Their families or partners feel that the choice is theirs to dictate what happens to a woman's body. Termination of pregnancy is often forced on these young women and young girls. Families and partners usually take them to the hospital to request termination of pregnancy (TOP) on their behalf.
Legally, this is not allowed as Section 5 of choice on Termination of Pregnancy Act 92 of 1996 stipulates that 5(2) "no consent other than that of the pregnant woman shall be required for the termination of pregnancy". Some go as far as obtaining the pills from unregistered practitioners.
Some girls keep their pregnancies not knowing what to do or how to go about obtaining a legal TOP. As a result, they end up buying pills which have negative consequences for them, especially if their pregnancy is advanced.
Often the result is not good for some women and girls as they end up in the hospital for womb evacuation. Now some doctors are pro-legal TOP.
This means some women end up in police cells for illegal TOP or murder depending on the gestation period. TOP education must be included in sexual reproductive health training (family planning). Currently it is not, and one may hypothesise that this is partly because TOP is not family planning and should not be seen as one.
Furthermore, many people's conservative beliefs influence what is taught and shared especially in the education system which leaves especially girls not knowing what to do or where to seek assistance.
Families, partners, and even those also affected often lack information, access to resources and visibility of services and service providers which contributes negatively to women's sexual reproductive health and rights (SRHR).
In the case of Vanessa and Charmaine, their voice and choice to decide on their SRHR were infringed upon.
Moreover, there are psychological effects on all these women. Unfortunately, the majority of them are scarred for life as families do not understand the impact of imposing their beliefs on them. The other fact is that in some of these communities counselling is not readily and freely available to these young women.
If any counselling is available at all it is the one for pre-termination of pregnancy. This was evident in an interview with one of the illegal service providers. They mentioned nothing about counselling sessions for the young women who are their clients. They only provide information on how to take the TOP pills.

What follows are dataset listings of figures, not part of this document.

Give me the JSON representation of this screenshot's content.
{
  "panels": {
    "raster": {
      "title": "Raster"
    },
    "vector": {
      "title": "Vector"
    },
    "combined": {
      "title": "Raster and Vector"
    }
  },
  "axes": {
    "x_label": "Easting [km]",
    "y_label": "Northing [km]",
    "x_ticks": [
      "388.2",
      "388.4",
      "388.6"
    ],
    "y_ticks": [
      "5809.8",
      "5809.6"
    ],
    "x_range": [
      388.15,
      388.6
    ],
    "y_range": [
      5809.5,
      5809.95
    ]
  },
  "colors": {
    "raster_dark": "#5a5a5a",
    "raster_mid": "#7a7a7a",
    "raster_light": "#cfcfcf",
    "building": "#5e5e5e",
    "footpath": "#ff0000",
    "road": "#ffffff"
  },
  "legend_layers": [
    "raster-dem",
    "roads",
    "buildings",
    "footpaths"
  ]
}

However, illegal service providers for TOP have become the go-to places as it is easy to get help from them. They no longer provide only misoprostol. They provide antibiotics as well which are to be taken a day or two after the TOP pills.
Hypothetically this decreases post infection chances. The post infections are often the reason why some young women end up in hospital after their TOPs.

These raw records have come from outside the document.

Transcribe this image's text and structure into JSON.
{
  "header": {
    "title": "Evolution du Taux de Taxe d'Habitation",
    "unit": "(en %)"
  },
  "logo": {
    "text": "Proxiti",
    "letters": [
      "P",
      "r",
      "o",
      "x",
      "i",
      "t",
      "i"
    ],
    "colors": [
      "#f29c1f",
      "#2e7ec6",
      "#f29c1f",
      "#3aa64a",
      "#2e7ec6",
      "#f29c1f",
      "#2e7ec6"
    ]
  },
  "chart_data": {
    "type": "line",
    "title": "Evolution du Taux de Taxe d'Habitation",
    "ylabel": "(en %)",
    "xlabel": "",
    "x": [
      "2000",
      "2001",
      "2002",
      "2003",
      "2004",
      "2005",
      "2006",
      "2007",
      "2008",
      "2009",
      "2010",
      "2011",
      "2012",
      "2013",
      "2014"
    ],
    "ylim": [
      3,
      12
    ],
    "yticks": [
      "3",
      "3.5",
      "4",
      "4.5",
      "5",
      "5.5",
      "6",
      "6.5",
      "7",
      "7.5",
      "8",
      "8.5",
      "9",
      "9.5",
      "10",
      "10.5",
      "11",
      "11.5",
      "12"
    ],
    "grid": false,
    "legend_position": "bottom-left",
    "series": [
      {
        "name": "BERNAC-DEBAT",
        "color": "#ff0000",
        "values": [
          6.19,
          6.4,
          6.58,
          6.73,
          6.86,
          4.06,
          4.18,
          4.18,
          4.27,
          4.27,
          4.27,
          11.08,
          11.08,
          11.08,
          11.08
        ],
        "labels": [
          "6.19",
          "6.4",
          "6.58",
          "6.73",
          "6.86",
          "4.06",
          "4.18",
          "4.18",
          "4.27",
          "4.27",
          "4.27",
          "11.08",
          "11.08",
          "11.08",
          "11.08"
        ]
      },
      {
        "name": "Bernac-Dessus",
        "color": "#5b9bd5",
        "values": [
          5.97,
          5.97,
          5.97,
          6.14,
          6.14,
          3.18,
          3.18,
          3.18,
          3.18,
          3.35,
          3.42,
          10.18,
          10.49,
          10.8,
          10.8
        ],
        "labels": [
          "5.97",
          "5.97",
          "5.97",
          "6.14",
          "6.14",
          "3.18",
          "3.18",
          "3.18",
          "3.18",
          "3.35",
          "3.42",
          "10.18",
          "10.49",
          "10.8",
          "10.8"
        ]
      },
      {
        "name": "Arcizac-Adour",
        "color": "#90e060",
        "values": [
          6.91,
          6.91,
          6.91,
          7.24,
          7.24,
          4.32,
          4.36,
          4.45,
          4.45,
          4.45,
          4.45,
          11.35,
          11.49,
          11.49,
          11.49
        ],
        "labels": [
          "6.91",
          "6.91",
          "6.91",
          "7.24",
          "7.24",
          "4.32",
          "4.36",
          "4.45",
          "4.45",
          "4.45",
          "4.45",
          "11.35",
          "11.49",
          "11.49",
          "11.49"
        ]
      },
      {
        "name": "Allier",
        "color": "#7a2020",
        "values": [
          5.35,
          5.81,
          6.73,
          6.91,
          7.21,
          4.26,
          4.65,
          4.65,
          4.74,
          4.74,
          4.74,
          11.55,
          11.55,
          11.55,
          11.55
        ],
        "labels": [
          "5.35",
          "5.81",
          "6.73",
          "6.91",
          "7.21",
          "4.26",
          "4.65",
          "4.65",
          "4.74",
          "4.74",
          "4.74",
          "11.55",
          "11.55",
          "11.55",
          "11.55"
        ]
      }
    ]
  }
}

Advocacy and education are needed at both macro and micro levels of interventions. Educational and advocacy interventions need to take a multi-sectorial and interdepartmental approach. This relationship may be easy to forge in some communities as mobile clinics are already doing school visits to bring contraceptives to some community schools.
A national approach with the aim of leaving no one behind needs to be adopted. We need mobile clinics visible and consistent in all the communities for easy access to service. The introduction of these is crucial, especially for rural communities where people have to walk long distances to access healthcare services.
In these villages mobile clinics will need to be visited, perhaps twice a week, to cater for general sicknesses and have a specific day for family planning education, inclusive of TOP processes and awareness.
- The stories were derived from interviews conducted with those affected by either illegal TOP and safe and legal TOP.
* Vuyo Makapela is a social worker and she also mentors young women. This article is part of the Gender Links 16 Days News Service #VoiceandChoice Campaign.